“I can’t think about a wife and kids with a job this important to do. I don’t want the responsibility or the distraction. Besides, I just don’t want that kind of commitment. This is the right time for both of us to move on, and see what life has in store for each of us on our own.” She felt her heart ache as he said it. “I’m not even sure I’ll ever want marriage, or not for a long, long time.” Way too late for her by then, as Amy would have reminded her. Her eggs were of no interest to him, and apparently never had been. She felt stupid now for having assumed so much and understood so little. She never thought she had to ask him. It was all so comfortable for so long, she had just drifted down the river with him, and now he was kicking her out of the boat, and paddling on alone. He had made it clear that he didn’t want her in Egypt, now or later. She couldn’t even blame him for it, she was as responsible as he was for the misunderstanding, and she knew it. He hadn’t misled her. They had just lived from day to day and weekend to weekend for six years. And now she was thirty-eight years old, and he was leaving to live his dream, without her. Hearing him say it was the loneliest feeling she’d ever had.
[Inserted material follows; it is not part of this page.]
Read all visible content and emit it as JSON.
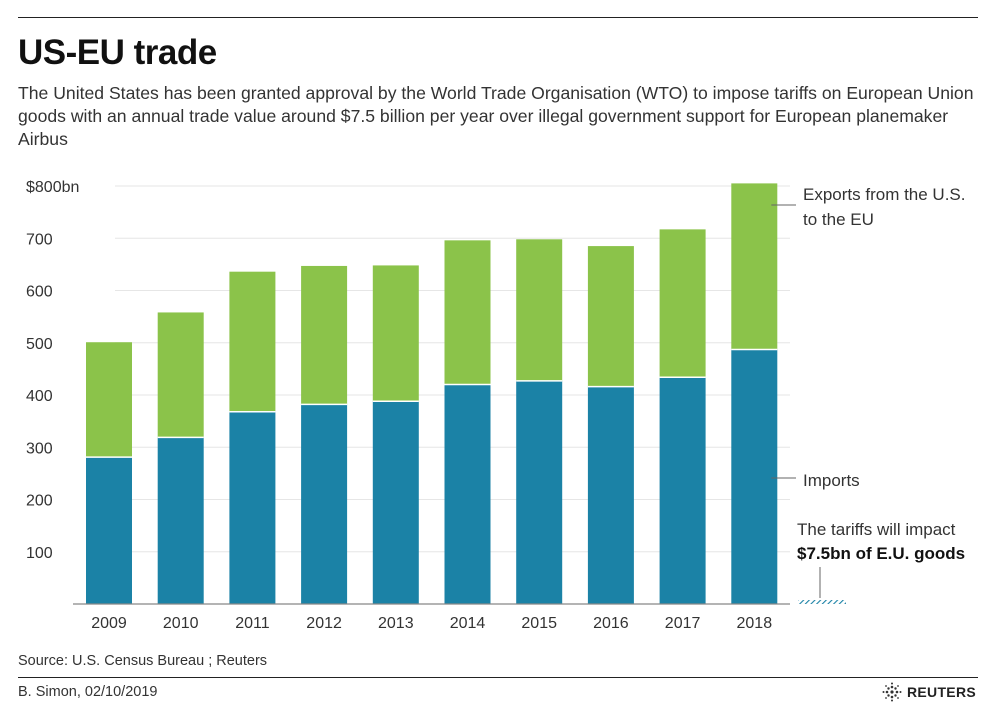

“How do you want to handle this before I go?” he asked her gently. He felt sorry for her-she looked devastated by what he had told her. There was none of the joy for him that he had hoped for, and he realized now that that had been unrealistic. He had never fully understood how far-reaching her hopes were. She hadn’t shared those hopes with him. And now all her broken dreams and incorrect assumptions were crashing down around her. She looked like she’d just been hit by a semi and run over. She felt even worse than she looked.
“What do you mean?” She blew her nose into a tissue and couldn’t stop crying.
“I don’t want to make this any harder for you than it has to be. I’m leaving in three weeks. Do you want to stay with me till then, or would you rather see less of me before I go?”